MC 900 Ft Jesus – One Step Ahead Of The Spider

Notizen aus der amerikanischen Provinz, Part 373. Ein Riesenparkplatz, fast leer, ein Auto, das eben deshalb fast wie ein Spielzeug wirken muß, am endlosen Horizont eine unerbittliche Sonne, die bald wie ein glutroter Feuerball versinken wird. Als die Frau sich nach ihrem Schlüssel auf dem sengenden Asphalt bückt, schüttelt sie kurz ein Dejà-vu. Die Musik hält kurz inne, atmet dann aus: vorbei, vergessen – komm, Darling, Kilometer fressen! Immer schneller. Der Mittelstreifen zerrinnt wie Sandkörner unter ihrem Wagen. Ein paar Minuten bestimmt-beiläufigen Sprechgesangs und verzwirbelten Grooves später kommt, was kommen muß: Knochen brechen, Fleisch reißt – „in einem explosiven Schauer aus Glas und Blut“ segelt die Dame durch die Windschutzscheibe, hinein in die ewige Stille. Und Flannery O’Connor läßt grüßen, beispielsweise.

Gewaltkundigen Literaten fühlte sich Mark Griffin alias MC 900 Ft Jesus ja schon immer verbunden. Auf seinem letzten Album „Wekome To My Dream“ (1991) verarbeitete der Texaner einen Krimi von Jim Thompson („The Killer Inside Me“). Und rief mit „The City Sleeps“ die Zensur-Gelüste einiger Feuerwehr-Offiziere wach: Die beklemmende Innenschau eines psychotischen Zündlers nötigte angeblich zur Brandstiftung. Tja, wer die Geister von Suburbia ruft, wird sie nicht mehr los, und sei’s in einem Possen-Spiel.

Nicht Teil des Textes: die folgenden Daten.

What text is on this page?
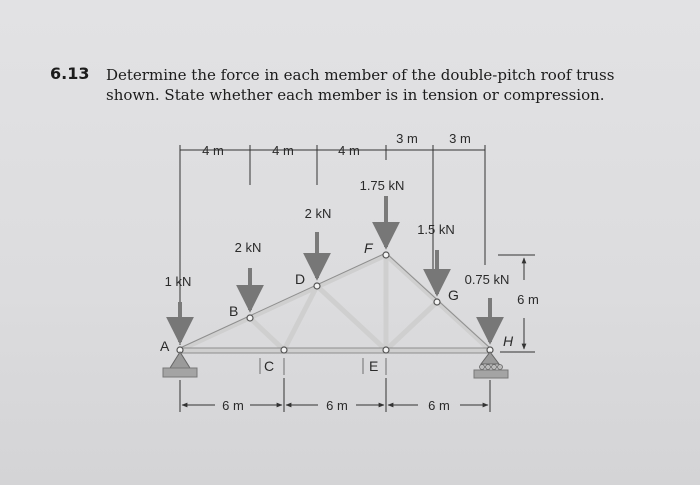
6.13 Determine the force in each member of the double-pitch roof truss
shown. State whether each member is in tension or compression.
4 m	4 m	4 m
3 m 3 m
1 kN
2 kN
2 kN
1.75 kN
1.5 kN
0.75 kN
A
B
C
D
E
F
G
H
6 m
6 m	6 m	6 m
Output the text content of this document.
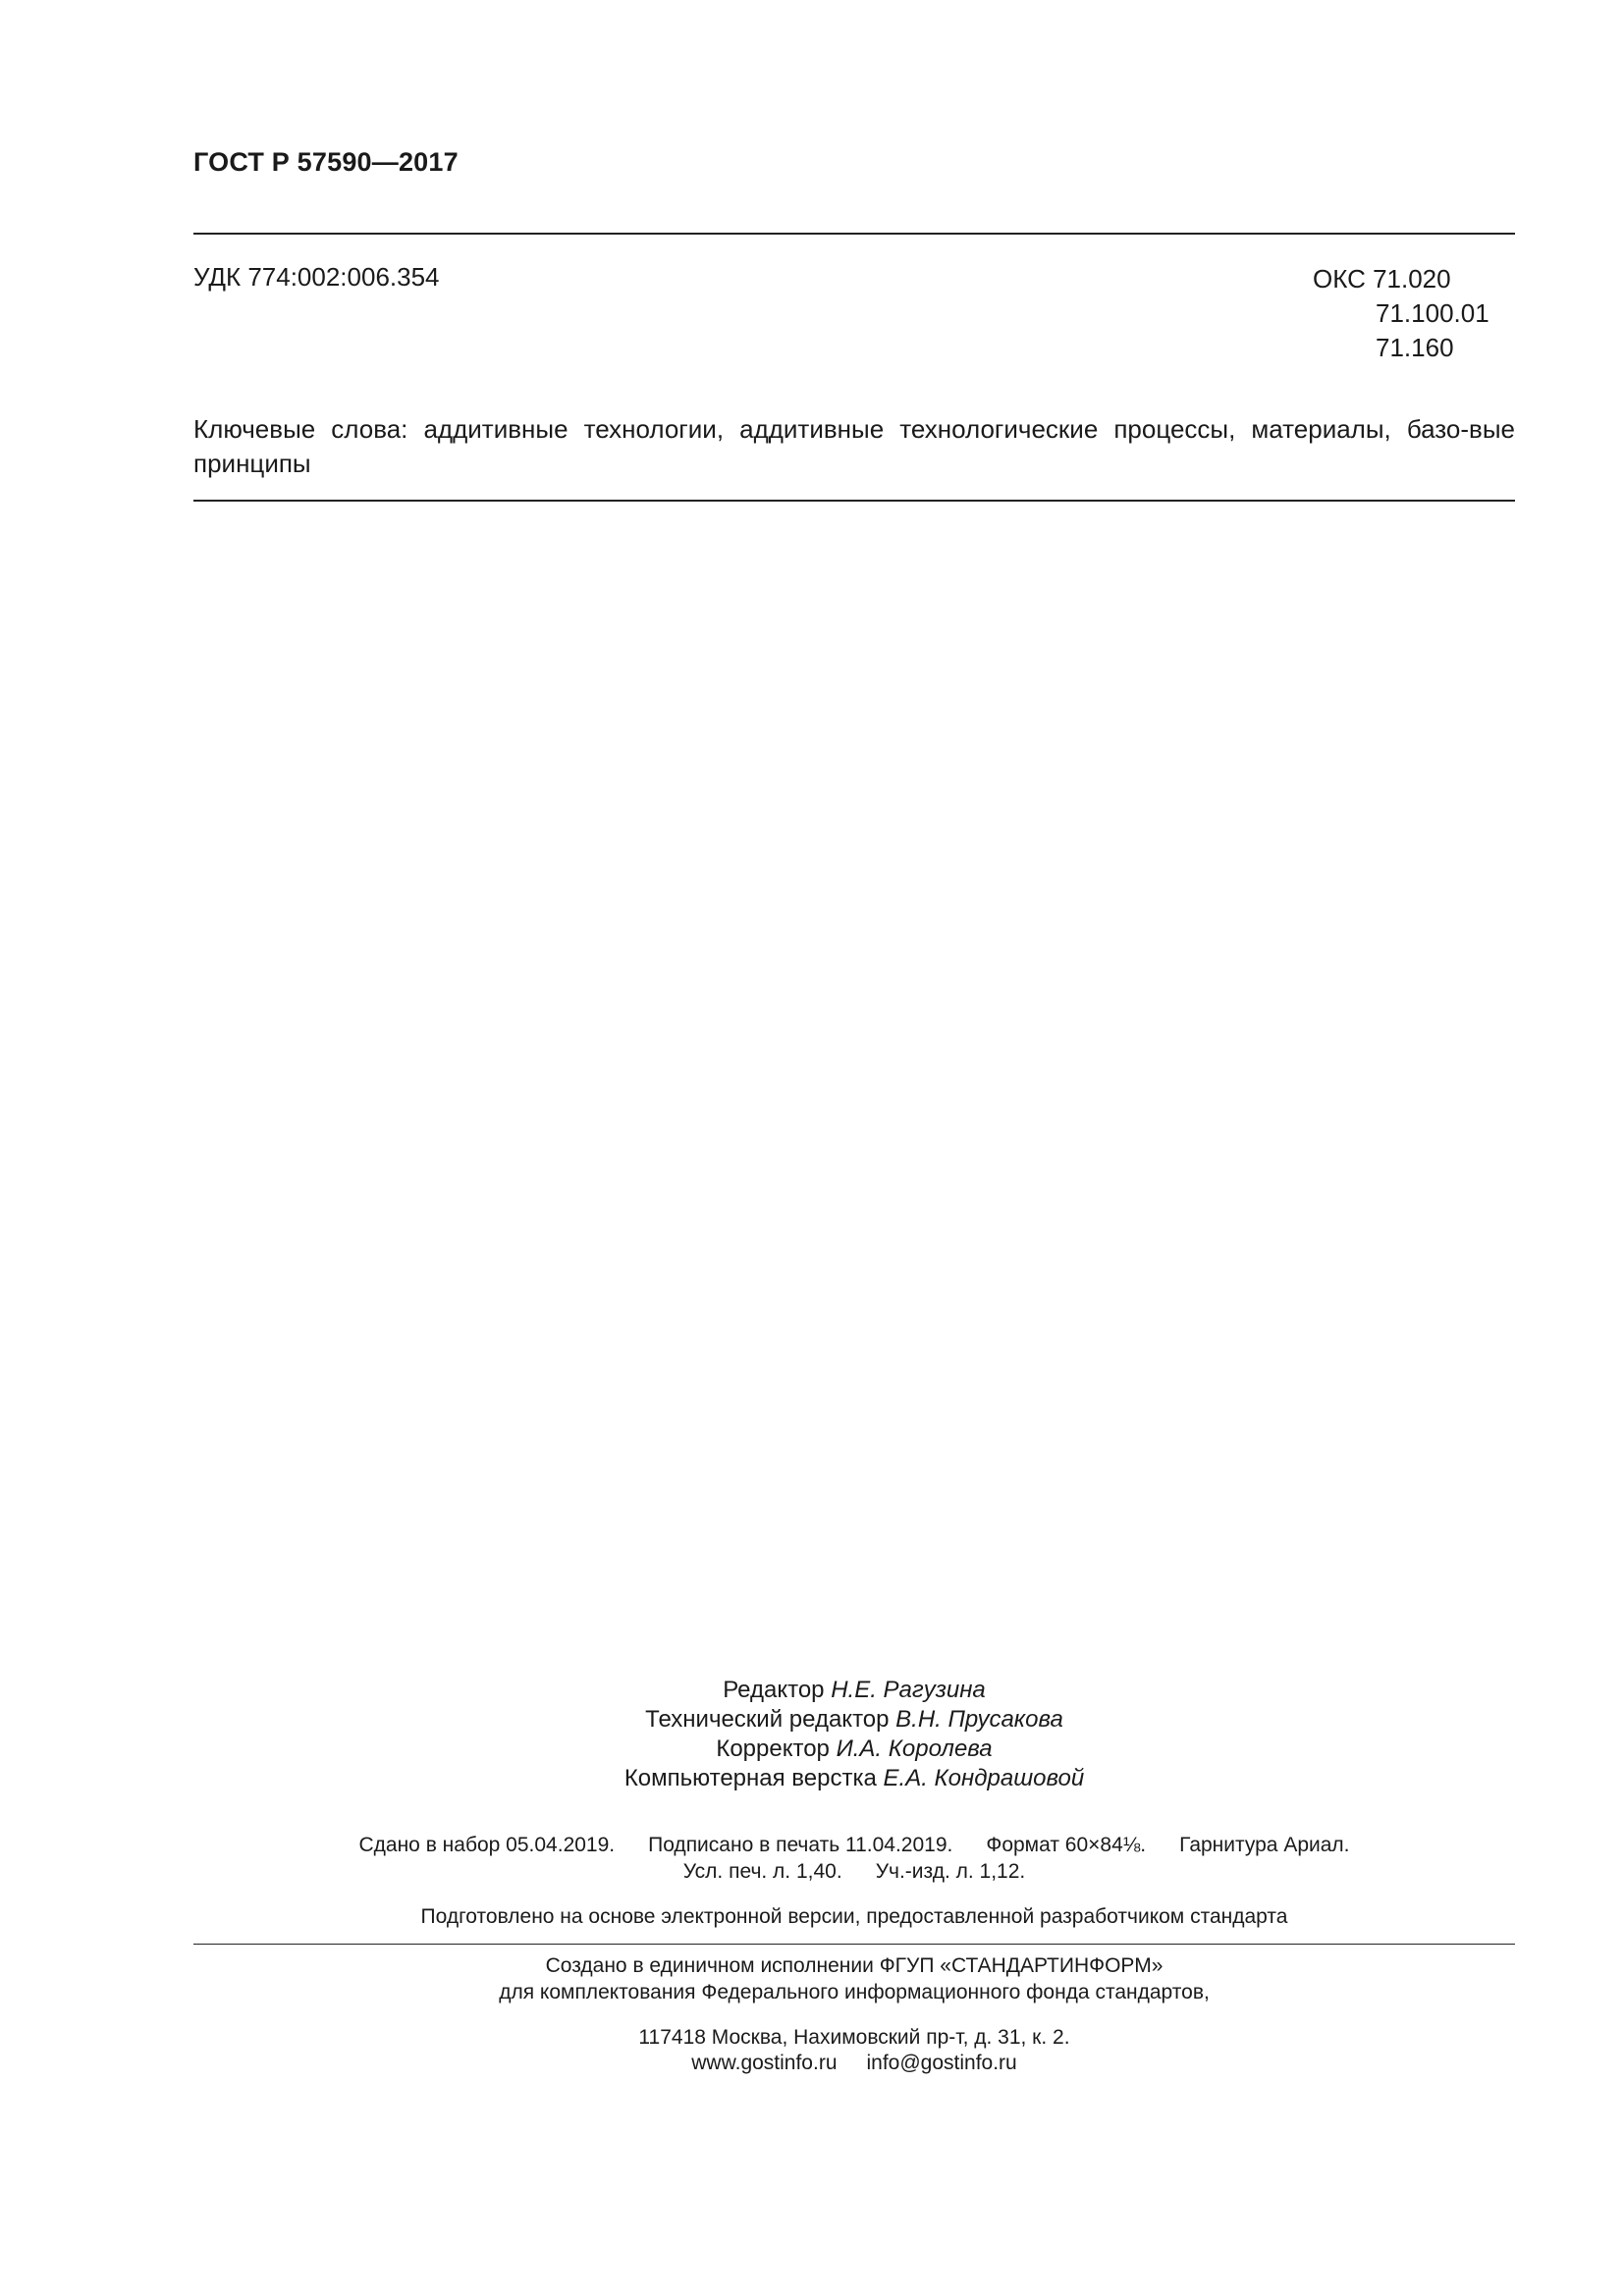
ГОСТ Р 57590—2017
УДК 774:002:006.354	ОКС 71.020
71.100.01
71.160
Ключевые слова: аддитивные технологии, аддитивные технологические процессы, материалы, базо-вые принципы
Редактор Н.Е. Рагузина
Технический редактор В.Н. Прусакова
Корректор И.А. Королева
Компьютерная верстка Е.А. Кондрашовой
Сдано в набор 05.04.2019. Подписано в печать 11.04.2019. Формат 60×84⅛. Гарнитура Ариал.
Усл. печ. л. 1,40. Уч.-изд. л. 1,12.
Подготовлено на основе электронной версии, предоставленной разработчиком стандарта
Создано в единичном исполнении ФГУП «СТАНДАРТИНФОРМ»
для комплектования Федерального информационного фонда стандартов,
117418 Москва, Нахимовский пр-т, д. 31, к. 2.
www.gostinfo.ru info@gostinfo.ru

Den langen storyteller-Atem, den Griffin im eingangs beschriebenen Auftakt „New Moon“ von „One Step Ahead Of The Spider“

über satte 11:41 Minuten fast wie ein Denkmal auf den Sockel hievt, hält er natürlich nicht durch. Wo er es doch nochmal versucht, mißglückt es: Denn der Song „Bill’s Dream“, ein achtminütiges Instrumental hart an der Grenze zum Niemandsland der elaborierten Sound-Tapete, bleibt nur prätentiös und völlig ohne die doch wohl intendierte Verbindung zum vorangegangenen „New Year’s Eve“, wo eben jener Zeitgenosse, ein furzendes Popcorn-Monster an Silvester im Zwiegespräch mit seinem besten Freund (na klar: dem Fernseher), nach einem letzten Kraftakt der guten Vorsätze schnarchend entschlummert war.

Wie soll man das nennen? „Fusion“ vielleicht, wenn es nicht so zum Schimpfwort degeneriert wäre. Das erinnert manchmal an die beste Santana-Ara, zu Zeiten von „Borboletta“ und „Caravanserai“, nur daß diese Musik hier nicht regelmäßig einem Höhepunkt entgegenköchelt, auf dem onanistische Gitarren-Orgasmen kommen können, sondern sich meist als dezent konturiertes soundscape genügt für einen Erzähler und Inszenator, der in seinen besten Momenten („If I Only Had A Brain“, „Buried At Sea“) wohl auch ganz ohne Klang-Kulisse bestehen könnte.

Bleibt nur eine Frage: Warum rief Griffin keiner von denen an, die im vergangenen Jahr für den Curtis-Mayfield-Tribut verantwortlich waren? Seine wunderbare Version von „Stare And Stare“, die mit Vernon Reid (Living Colour) als subtilem Gast an der Gitarre genau die Lücke zwischen innovativem Anspruch und respektvoller Huldigung ausfüllt, hätte die saturierte Star-Show gehörig aufgewertet.